Dann fehlen Ihnen nur noch zwei Zähler…Es sind aber auch nur fünf Punkte bis zum Relegationsplatz. Mit einer Relegation haben sie erst im vergangenen Sommer Erfahrung gesammelt. Wäre das ein Vorteil?

Lassen Sie uns jetzt nicht mit solchen Themen befassen. Wir werden jetzt nicht unsere Zeit und Energien für solche Dinge verballern. Oft kommt es eh anders, als man es denkt.

Das war in Darmstadt damals ähnlich. Dort hat auch niemand vor der Saison mit den Lilien gerechnet – am Ende wurden Sie zweiter und sind aufgestiegen. Erkennen Sie Parallelen?

Das sind zwei völlig verschiedene Paar Schuhe. Wir als Trainerteam haben damals schon sehr lange mit der Mannschaft zusammengearbeitet. Wir sind hier jetzt erst seit knapp zehn Monaten, hatten einige Veränderungen im Sommer und haben an verschiedenen Stellschrauben gedreht. Ich denke, dass wir uns in dieser Liga, die im Vergleich zu damals etwas stärker ist, sehr wacker schlagen. Am Ende der Fahnenstange sind wir aber noch lange nicht angekommen.

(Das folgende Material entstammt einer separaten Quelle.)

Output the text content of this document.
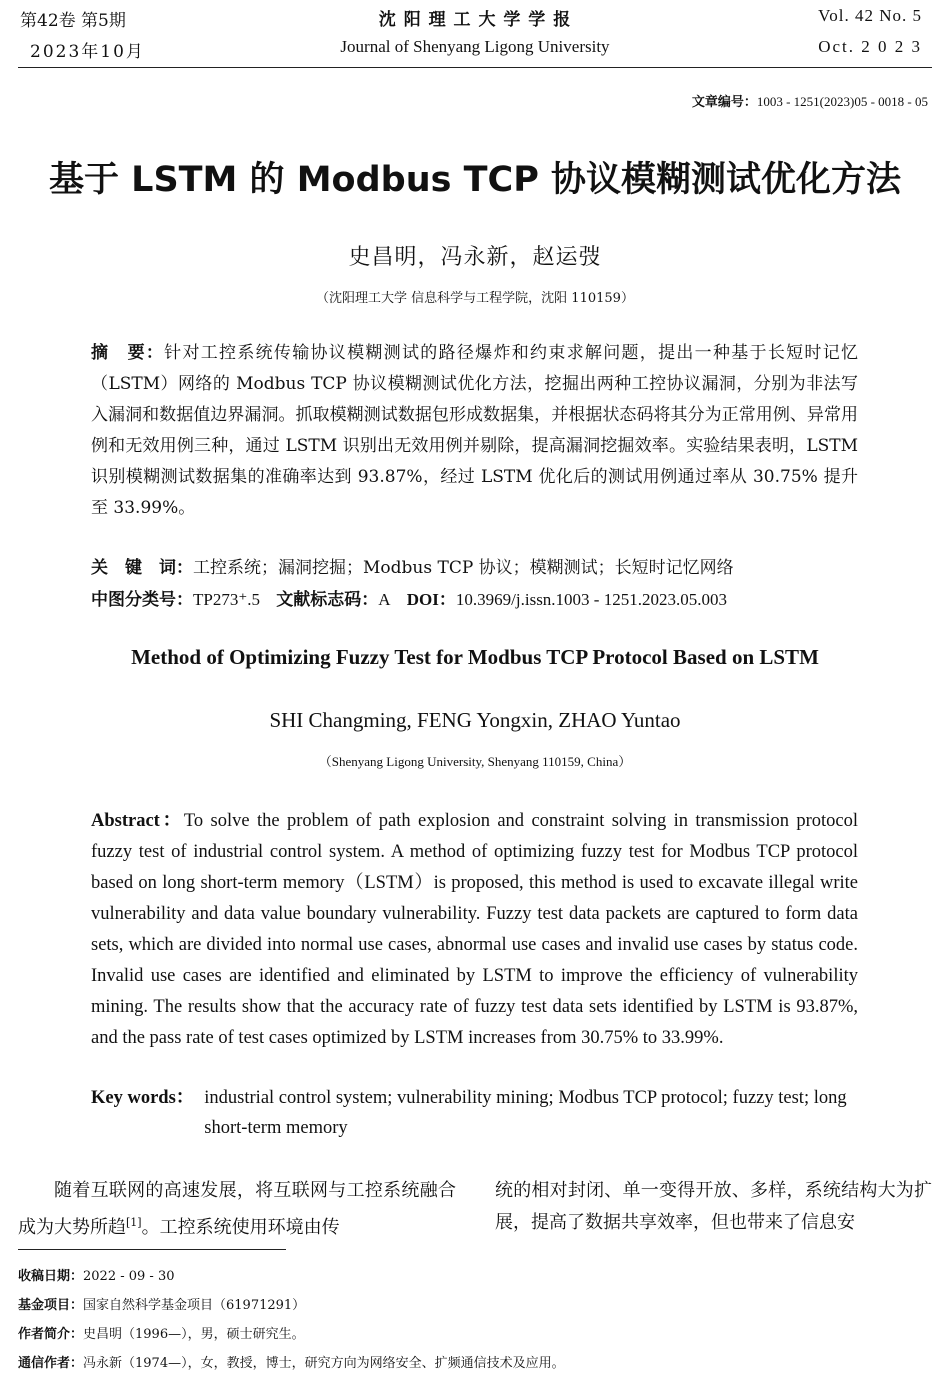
第42卷 第5期
2023年10月
沈 阳 理 工 大 学 学 报
Journal of Shenyang Ligong University
Vol. 42 No. 5
Oct. 2 0 2 3
文章编号：1003 - 1251(2023)05 - 0018 - 05
基于 LSTM 的 Modbus TCP 协议模糊测试优化方法
史昌明，冯永新，赵运弢
（沈阳理工大学 信息科学与工程学院，沈阳 110159）
摘　要：针对工控系统传输协议模糊测试的路径爆炸和约束求解问题，提出一种基于长短时记忆（LSTM）网络的 Modbus TCP 协议模糊测试优化方法，挖掘出两种工控协议漏洞，分别为非法写入漏洞和数据值边界漏洞。抓取模糊测试数据包形成数据集，并根据状态码将其分为正常用例、异常用例和无效用例三种，通过 LSTM 识别出无效用例并剔除，提高漏洞挖掘效率。实验结果表明，LSTM 识别模糊测试数据集的准确率达到 93.87%，经过 LSTM 优化后的测试用例通过率从 30.75% 提升至 33.99%。
关　键　词：工控系统；漏洞挖掘；Modbus TCP 协议；模糊测试；长短时记忆网络
中图分类号：TP273⁺.5 文献标志码：A DOI：10.3969/j.issn.1003 - 1251.2023.05.003
Method of Optimizing Fuzzy Test for Modbus TCP Protocol Based on LSTM
SHI Changming, FENG Yongxin, ZHAO Yuntao
（Shenyang Ligong University, Shenyang 110159, China）
Abstract：To solve the problem of path explosion and constraint solving in transmission protocol fuzzy test of industrial control system. A method of optimizing fuzzy test for Modbus TCP protocol based on long short-term memory（LSTM）is proposed, this method is used to excavate illegal write vulnerability and data value boundary vulnerability. Fuzzy test data packets are captured to form data sets, which are divided into normal use cases, abnormal use cases and invalid use cases by status code. Invalid use cases are identified and eliminated by LSTM to improve the efficiency of vulnerability mining. The results show that the accuracy rate of fuzzy test data sets identified by LSTM is 93.87%, and the pass rate of test cases optimized by LSTM increases from 30.75% to 33.99%.
Key words： industrial control system; vulnerability mining; Modbus TCP protocol; fuzzy test; long short-term memory
随着互联网的高速发展，将互联网与工控系统融合成为大势所趋[1]。工控系统使用环境由传
统的相对封闭、单一变得开放、多样，系统结构大为扩展，提高了数据共享效率，但也带来了信息安
收稿日期：2022 - 09 - 30
基金项目：国家自然科学基金项目（61971291）
作者简介：史昌明（1996—），男，硕士研究生。
通信作者：冯永新（1974—），女，教授，博士，研究方向为网络安全、扩频通信技术及应用。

Sie haben damals mit Darmstadt im ersten Jahr den Klassenerhalt geschafft, im zweiten Jahr stieg der Klub nach Ihrer Entlassung ab. Ist das ein gutes Beispiel dafür, dass es Klubs mit geringen finanziellen Mitteln in der Bundesliga nicht lange "überleben"?


Die Kluft ist schon enorm. Aber diese Saison zeigt erneut, dass man für Erfolg nicht das große Geld benötigt. Schauen Sie sich Union Berlin, den SC Freiburg oder auch Mainz 05 an - das sind alles Klubs, die mal als kleiner Fisch aufgestiegen sind und sich inzwischen zu einem großen Fisch entwickelt haben.

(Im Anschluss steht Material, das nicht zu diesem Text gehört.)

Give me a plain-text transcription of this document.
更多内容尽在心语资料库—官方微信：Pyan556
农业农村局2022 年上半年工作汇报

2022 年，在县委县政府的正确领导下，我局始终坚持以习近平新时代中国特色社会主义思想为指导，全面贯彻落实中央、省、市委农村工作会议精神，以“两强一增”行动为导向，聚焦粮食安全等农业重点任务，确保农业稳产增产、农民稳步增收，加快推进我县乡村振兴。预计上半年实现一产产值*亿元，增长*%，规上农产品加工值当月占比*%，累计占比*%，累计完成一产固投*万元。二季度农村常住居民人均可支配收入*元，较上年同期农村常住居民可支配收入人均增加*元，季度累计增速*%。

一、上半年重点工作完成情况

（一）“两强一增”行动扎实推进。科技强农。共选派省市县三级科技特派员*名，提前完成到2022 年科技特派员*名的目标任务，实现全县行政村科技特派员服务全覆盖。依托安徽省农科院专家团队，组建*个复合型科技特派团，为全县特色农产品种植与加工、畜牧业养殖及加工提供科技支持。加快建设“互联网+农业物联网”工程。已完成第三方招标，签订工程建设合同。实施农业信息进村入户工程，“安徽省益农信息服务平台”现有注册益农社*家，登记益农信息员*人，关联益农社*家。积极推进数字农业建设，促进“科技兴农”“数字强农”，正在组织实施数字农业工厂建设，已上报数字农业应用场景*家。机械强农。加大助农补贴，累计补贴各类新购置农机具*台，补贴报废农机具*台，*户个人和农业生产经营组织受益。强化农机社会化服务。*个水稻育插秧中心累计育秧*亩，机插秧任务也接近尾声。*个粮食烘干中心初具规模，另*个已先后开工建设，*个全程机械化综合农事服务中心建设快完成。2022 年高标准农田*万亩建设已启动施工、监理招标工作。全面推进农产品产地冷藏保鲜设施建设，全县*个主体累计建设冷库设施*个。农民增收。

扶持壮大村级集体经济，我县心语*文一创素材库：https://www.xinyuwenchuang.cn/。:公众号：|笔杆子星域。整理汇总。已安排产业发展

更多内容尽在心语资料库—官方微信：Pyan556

Wenn es mit Lautern nicht funktionieren sollte – träumen Sie persönlich von einer Bundesliga-Rückkehr?

Natürlich ist das immer ein Ziel., das ich damals als Spieler verfolgt und jetzt als Trainer im Auge habe. Man möchte immer am liebsten maximal weit oben arbeiten. Aber in diesem Land leben über 83 Millionen Menschen. 36 davon haben ein Trainerjob in der 1. oder 2. Bundesliga. Und ich bin einer davon. Ich bin sehr glücklich und froh, dass ich hier beim 1. FC Kaiserslautern mit dieser Mannschaft arbeiten darf. Die tägliche Arbeit macht mir richtig viel Spaß.

Viel Freude dürfte bei Ihnen auch aufkommen, wenn Sie über die FCK-Fans sprechen. Auch am Freitag nach Magdeburg wird das Team wieder von mehreren tausend Anhängern begleitet. Wie nehmen Sie die Stimmung in den Stadien wahr?

Die Unterstützung ist fantastisch. Das geht schon los, wenn wir uns den Platz anschauen. Da stehende tausende Fans auf der Tribüne und geben der Mannschaft ein besonderes "Hallo". Das motiviert und verursacht auch bei mir eine Gänsehaut. Auch was die Fans für Choreos machen, ist einfach unglaublich.

Schuster: "Man sollte sich an die Regeln halten"

Und Pyrotechnik gehört auch oft dazu…

Es ist zwar nicht erlaubt, aber es ist teilweise schon schön anzuschauen, ehrlich gesagt. Ich würde mir wünschen, dass es kontrollierte Bestimmungen dafür gebe, die die Sicherheitsaspekte berücksichtigen. Solange es verboten ist, sollte man sich an die Regeln halten. Aber ein Feind von Pyrotechnik generell bin ich ganz sicher nicht.

Sie kennen die Lautern-Fans und den Betze bereits aus Ihrer aktiven Zeit als Spieler sowie Trainer einer gegnerischen Mannschaft. Zählt dieser Ort für einen Fußballer zu den "schlimmsten" in Deutschland?

Als wir früher mit dem Bus hier den Berg hochgefahren sind, dann hat sich das rechts und links angefühlt wie eine rot-weiße Mauer. Es war teilweise auch nicht so freundlich, wenn man hier als Auswärtsmannschaft angekommen ist (lacht). Das hat mich schon damals sehr beeindruckt. Es wird einem schon auf dem Weg zum Stadion vermittelt, was einen erwartet. Ich würde nicht sagen, dass ich Angst hatte, aber ich hatte mindestens großen Respekt.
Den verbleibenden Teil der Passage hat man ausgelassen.